Я не прихватила с собой ничего для вечернего выхода, а на корабле, по словам Лоры, существовал определенный дресс-код, поэтому мы снова отправились в магазин, где ей удалось уболтать меня купить темно-синее вельветовое платье в пол. Как правило, из-за своего цвета кожи я стараюсь избегать темных цветов, но Лора настояла именно на этом наряде.

— Я не могу его надеть, — сказала я, уставившись на себя в зеркало в примерочной. — Я в нем выгляжу бледной, как моль.

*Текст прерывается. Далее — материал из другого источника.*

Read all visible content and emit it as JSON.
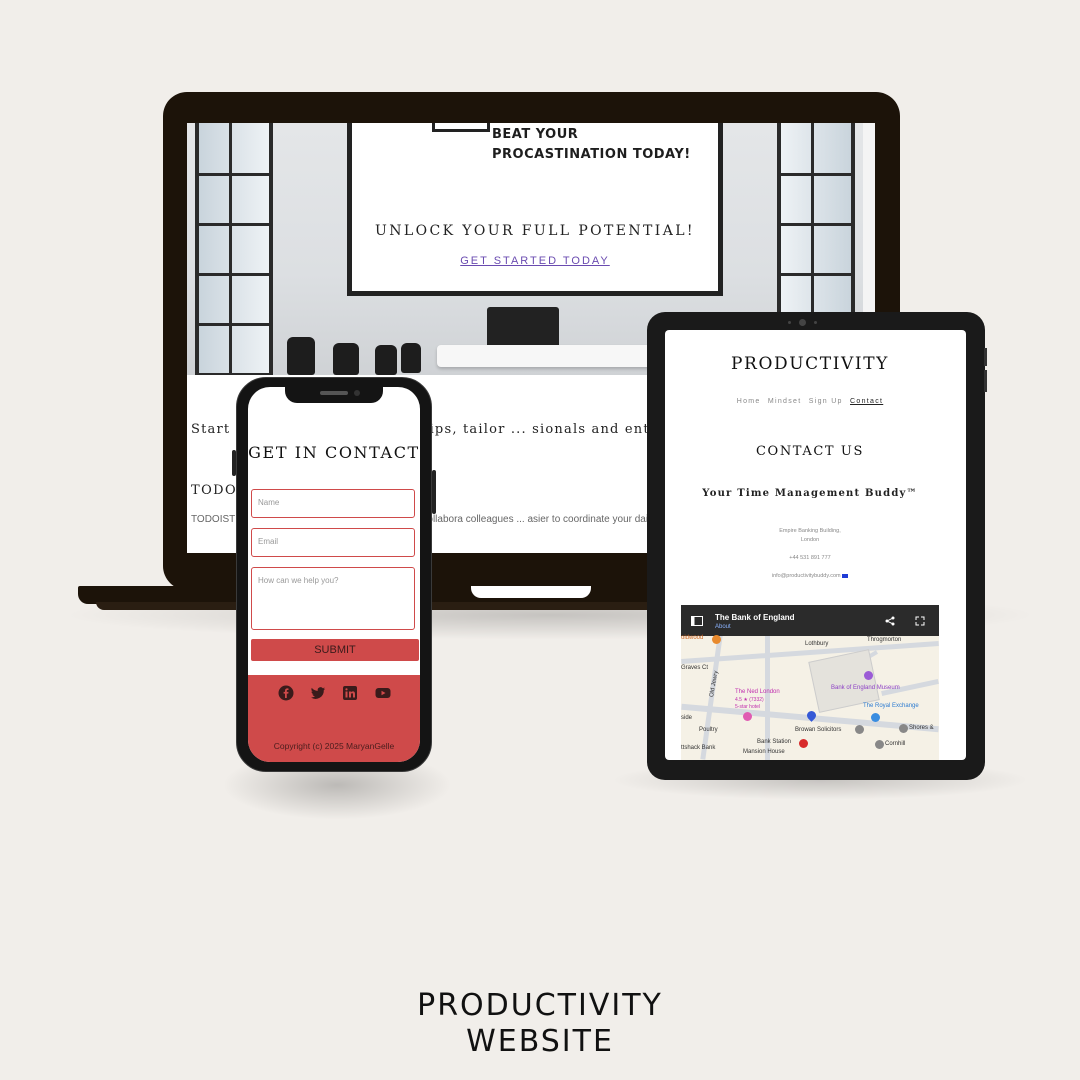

— Ерунда. Оно тебе потрясающе идет.

— Люди будут пялиться.

— Ты прекрасна в нем, неудивительно, что на тебя будут пялиться, — подытожила Лора.

Я снова взглянула на свое отражение, но мне не удалось подавить чувство неловкости.

— Я выгляжу ужасно, — пробормотал я, ища рукой молнию на спине.

Но Лора протянула руку, чтобы остановить меня.

— Как можно не видеть, что ты прекрасно в нем выглядишь? Ты бы надела его, если бы пошла на ужин с Лиамом? — спросила она тихо. — Надела бы?

— У него всегда получалось заставить меня забыть, какая я страхолюдина, — ответила я.

— Нет, он бы заставил тебя увидеть, что ты красавица, — резко ответила она. — Это платье поразительно идет тебе. Вряд ли найдется еще женщина, которой бы оно шло так же, как тебе. Ты ведь и сама знаешь, как выглядишь в нем, не так ли?

Я прикусила язык, оставила при себе несколько саркастических реплик, рвавшихся из моего горла, и промолчала.

— Ты похожа на Снежную принцессу, — сказала Лора, повторив комплимент, который говорили все без исключения, знакомясь со мной.

Будучи единственным ребенком в семье, я была избалована родительской любовью и большую часть жизни до школы провела с ними. И потому была не подготовлена к реакции других детей на свою внешность, когда пошла в школу. В мой первый день учебы дети тыкали в меня пальцем и спрашивали своих матерей:

— Мама, она — привидение? Да?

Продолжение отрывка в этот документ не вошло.